The pledge, revealed in The Herald's sister paper the Sunday Herald, would restore cash to tenants who from next month will lose a portion of housing benefit if they are deemed to have a spare bedroom.
The attack on UK welfare reforms came as the SNP stepped up efforts to reach out to women voters polls show are much less likely to support independence than men.
Ministers believe women will be disproportionately affected by the cuts and the suggestion benefits may be more generous in an independent Scotland followed a promise by Alex Salmond on Saturday to begin a "transformational shift" in childcare provision if Scots vote Yes next year.
Ms Sturgeon also used her conference speech to highlight strengths in the Scottish economy, including oil, telling delegates: "Scotland can afford to be independent and don't let anyone tell you different."
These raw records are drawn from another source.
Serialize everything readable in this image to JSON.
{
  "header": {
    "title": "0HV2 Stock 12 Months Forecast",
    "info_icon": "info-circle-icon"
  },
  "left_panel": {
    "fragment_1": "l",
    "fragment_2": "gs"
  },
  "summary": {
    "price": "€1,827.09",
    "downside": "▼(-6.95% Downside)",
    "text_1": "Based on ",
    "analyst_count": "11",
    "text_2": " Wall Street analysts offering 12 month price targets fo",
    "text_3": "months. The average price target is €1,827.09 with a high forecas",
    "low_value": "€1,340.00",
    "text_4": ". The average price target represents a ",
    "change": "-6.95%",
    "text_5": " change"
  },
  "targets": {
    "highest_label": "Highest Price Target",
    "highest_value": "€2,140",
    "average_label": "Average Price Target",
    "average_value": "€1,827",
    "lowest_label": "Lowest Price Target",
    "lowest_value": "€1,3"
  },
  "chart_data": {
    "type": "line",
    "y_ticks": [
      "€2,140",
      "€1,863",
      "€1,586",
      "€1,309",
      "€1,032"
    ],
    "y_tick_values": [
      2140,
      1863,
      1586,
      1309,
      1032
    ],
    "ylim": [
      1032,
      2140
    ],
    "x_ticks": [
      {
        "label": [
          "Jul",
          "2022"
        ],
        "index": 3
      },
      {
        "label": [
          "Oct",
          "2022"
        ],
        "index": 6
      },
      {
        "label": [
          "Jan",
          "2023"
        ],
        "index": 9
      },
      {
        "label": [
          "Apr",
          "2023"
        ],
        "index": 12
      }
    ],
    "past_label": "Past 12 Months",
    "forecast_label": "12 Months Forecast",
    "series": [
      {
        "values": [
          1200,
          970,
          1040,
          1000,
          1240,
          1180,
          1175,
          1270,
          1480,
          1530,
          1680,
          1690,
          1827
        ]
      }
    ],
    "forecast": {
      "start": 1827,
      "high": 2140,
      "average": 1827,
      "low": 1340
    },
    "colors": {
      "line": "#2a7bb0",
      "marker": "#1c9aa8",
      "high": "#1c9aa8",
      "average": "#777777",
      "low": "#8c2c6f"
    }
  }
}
Scottish Labour MSP James Kelly said: "The SNP could do much more to help Scotland's most vulnerable, but instead they prefer to blame everyone rather than act. For all Nicola Sturgeon's warm words, reducing child poverty in Scotland has stalled under the SNP."
A Scotland Office spokesman said: "The UK spends £20bn on welfare and benefits in Scotland every year and the Scottish Government has yet to explain how it would sustain that level of funding if Scotland leaves the UK for good."
Meanwhile, council leaders condemned the "extreme and ill thought-out" welfare reforms due to come into force in just one week. As housing benefit is paid by councils, David O'Neill, president of local government body Cosla, told claimants no blame should be attached to local authorities for the changes. But he pledged councils would do everything in their power to help the most vulnerable.